The first movie adaptation was a silent film produced in England in 1916. In 1925, a more widely-seen silent film version was released, starring Ronald Colman and May McAvoy and directed by Ernst Lubitsch.
In 1949, Otto Preminger produced and directed an updated film version, titled The Fan. It starred Jeanne Crain and George Sanders. One of the scriptwriters was Dorothy Parker.
Noel Coward created a musical version of the play in 1954, which he titled After the Ball.
The BBC produced two Masterpiece Theatre-style adaptations for television, one in 1972 and another in 1985.
The most recent film based on Wilde’s play was made in 2004. Titled A Good Woman, it stars Scarlett Johansson as Meg Windermere. (Thanks to my fellow quote aficionado Dr. Mardy Grothe for bringing that excellent adaptation to my attention.)
Even if you’ve never seen any version of Lady Windermere’s Fan, you probably know some of the oft-cited lines from it that are included in many books of quotations.
In Act I, the character Lord Darlington makes the famed quip: “I can resist everything except temptation.”
In Act III, Lord Darlington says the sardonic line: “We are all in the gutter, but some of us are looking at the stars.” (My favorite reference to that line is in the 1981 song “Message of Love” by The Pretenders, in which Chrissie Hynde sings: “We are all of us in the gutter / But some of us are looking at the stars.”)
Also in Act III, the character Mr.
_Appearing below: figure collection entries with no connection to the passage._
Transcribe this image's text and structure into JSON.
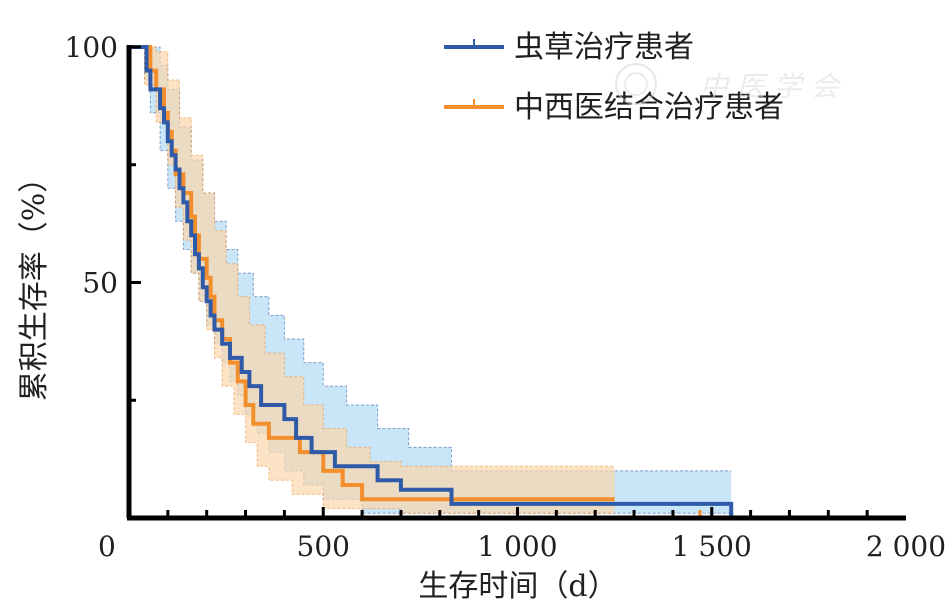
{
  "chart_data": {
    "type": "line",
    "subtype": "kaplan-meier",
    "title": "",
    "xlabel": "生存时间（d）",
    "ylabel": "累积生存率（%）",
    "xlim": [
      0,
      2000
    ],
    "ylim": [
      0,
      100
    ],
    "x_ticks": [
      {
        "value": 0,
        "label": "0"
      },
      {
        "value": 500,
        "label": "500"
      },
      {
        "value": 1000,
        "label": "1 000"
      },
      {
        "value": 1500,
        "label": "1 500"
      },
      {
        "value": 2000,
        "label": "2 000"
      }
    ],
    "y_ticks": [
      {
        "value": 50,
        "label": "50"
      },
      {
        "value": 100,
        "label": "100"
      }
    ],
    "grid": false,
    "legend_position": "top-right",
    "series": [
      {
        "name": "虫草治疗患者",
        "color": "#2e5aa8",
        "band_color": "#bfe0f7",
        "steps": [
          [
            0,
            100
          ],
          [
            40,
            100
          ],
          [
            45,
            95
          ],
          [
            55,
            91
          ],
          [
            80,
            87
          ],
          [
            90,
            84
          ],
          [
            100,
            80
          ],
          [
            110,
            77
          ],
          [
            120,
            74
          ],
          [
            130,
            70
          ],
          [
            140,
            67
          ],
          [
            150,
            63
          ],
          [
            160,
            60
          ],
          [
            170,
            56
          ],
          [
            180,
            53
          ],
          [
            190,
            49
          ],
          [
            200,
            46
          ],
          [
            210,
            43
          ],
          [
            220,
            40
          ],
          [
            240,
            37
          ],
          [
            260,
            34
          ],
          [
            290,
            31
          ],
          [
            310,
            28
          ],
          [
            340,
            24
          ],
          [
            400,
            21
          ],
          [
            430,
            17
          ],
          [
            470,
            14
          ],
          [
            530,
            11
          ],
          [
            640,
            8
          ],
          [
            700,
            6
          ],
          [
            830,
            3
          ],
          [
            1550,
            0
          ]
        ],
        "ci_upper": [
          [
            0,
            100
          ],
          [
            40,
            100
          ],
          [
            55,
            100
          ],
          [
            80,
            96
          ],
          [
            100,
            91
          ],
          [
            130,
            83
          ],
          [
            160,
            76
          ],
          [
            190,
            69
          ],
          [
            220,
            63
          ],
          [
            250,
            57
          ],
          [
            280,
            52
          ],
          [
            320,
            47
          ],
          [
            360,
            43
          ],
          [
            400,
            38
          ],
          [
            450,
            33
          ],
          [
            500,
            28
          ],
          [
            560,
            24
          ],
          [
            640,
            19
          ],
          [
            720,
            15
          ],
          [
            830,
            10
          ],
          [
            1550,
            10
          ]
        ],
        "ci_lower": [
          [
            0,
            100
          ],
          [
            40,
            93
          ],
          [
            55,
            86
          ],
          [
            80,
            78
          ],
          [
            100,
            70
          ],
          [
            120,
            63
          ],
          [
            140,
            57
          ],
          [
            160,
            52
          ],
          [
            180,
            46
          ],
          [
            200,
            41
          ],
          [
            220,
            37
          ],
          [
            240,
            33
          ],
          [
            260,
            29
          ],
          [
            280,
            26
          ],
          [
            300,
            22
          ],
          [
            330,
            18
          ],
          [
            360,
            14
          ],
          [
            400,
            10
          ],
          [
            450,
            7
          ],
          [
            500,
            4
          ],
          [
            600,
            1
          ],
          [
            1550,
            0
          ]
        ]
      },
      {
        "name": "中西医结合治疗患者",
        "color": "#f28e2b",
        "band_color": "#fbd7ad",
        "steps": [
          [
            0,
            100
          ],
          [
            40,
            100
          ],
          [
            55,
            95
          ],
          [
            70,
            91
          ],
          [
            90,
            86
          ],
          [
            100,
            82
          ],
          [
            110,
            78
          ],
          [
            120,
            73
          ],
          [
            140,
            69
          ],
          [
            160,
            64
          ],
          [
            170,
            60
          ],
          [
            180,
            55
          ],
          [
            200,
            51
          ],
          [
            210,
            47
          ],
          [
            220,
            42
          ],
          [
            240,
            38
          ],
          [
            260,
            33
          ],
          [
            280,
            29
          ],
          [
            300,
            24
          ],
          [
            320,
            20
          ],
          [
            360,
            17
          ],
          [
            440,
            14
          ],
          [
            500,
            10
          ],
          [
            550,
            7
          ],
          [
            600,
            4
          ],
          [
            700,
            4
          ],
          [
            1250,
            4
          ]
        ],
        "ci_upper": [
          [
            0,
            100
          ],
          [
            40,
            100
          ],
          [
            70,
            99
          ],
          [
            100,
            93
          ],
          [
            130,
            85
          ],
          [
            160,
            77
          ],
          [
            190,
            69
          ],
          [
            220,
            61
          ],
          [
            250,
            54
          ],
          [
            280,
            47
          ],
          [
            310,
            41
          ],
          [
            350,
            35
          ],
          [
            400,
            30
          ],
          [
            450,
            24
          ],
          [
            500,
            19
          ],
          [
            560,
            15
          ],
          [
            620,
            12
          ],
          [
            700,
            11
          ],
          [
            1250,
            11
          ]
        ],
        "ci_lower": [
          [
            0,
            100
          ],
          [
            40,
            92
          ],
          [
            70,
            84
          ],
          [
            100,
            75
          ],
          [
            120,
            66
          ],
          [
            140,
            59
          ],
          [
            160,
            52
          ],
          [
            180,
            46
          ],
          [
            200,
            40
          ],
          [
            220,
            34
          ],
          [
            240,
            28
          ],
          [
            270,
            22
          ],
          [
            300,
            16
          ],
          [
            330,
            11
          ],
          [
            360,
            8
          ],
          [
            420,
            5
          ],
          [
            500,
            2
          ],
          [
            700,
            1
          ],
          [
            1250,
            1
          ]
        ]
      }
    ],
    "censor_marks": [
      {
        "series": 1,
        "x": 1470,
        "y": 0
      }
    ]
  },
  "watermark": {
    "text": "中 医 学 会",
    "description": "faint seal watermark at top right"
  }
}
Dumby utters the oft-quoted bit of wisdom: “Experience is the name everyone gives to their mistakes.”
An exchange shortly after that between the character Cecil Graham and Lord Darlington is the origin of the now proverbial definition of a cynic:
GRAHAM: “What is a cynic?”
DARLINGTON: “A man who knows the price of everything and the value of nothing.”
A few year’s after the success of Lady Windermere’s Fan, Wilde’s fortunes took a dramatic downturn.
He was imprisoned for violating England’s puritanical laws against homosexuality (which Wilde’s lover Alfred Douglas famously called “the love that dare not speak its name” in his 1894 poem “Two Loves”).
After being released from prison in 1897, Wilde published his last well-known work, “The Ballad of Reading Gaol,” the poem that contains the famous line: “Yet each man kills the thing he loves.”
Wilde was a broken, impoverished, sick man after serving his prison sentence. But according to legend, he gave us one final witticism before he died in a dingy Paris boarding room on November 30, 1900.
His dying words, as he gazed at the drab walls of the room were (purportedly): “Either that wallpaper goes, or I do.”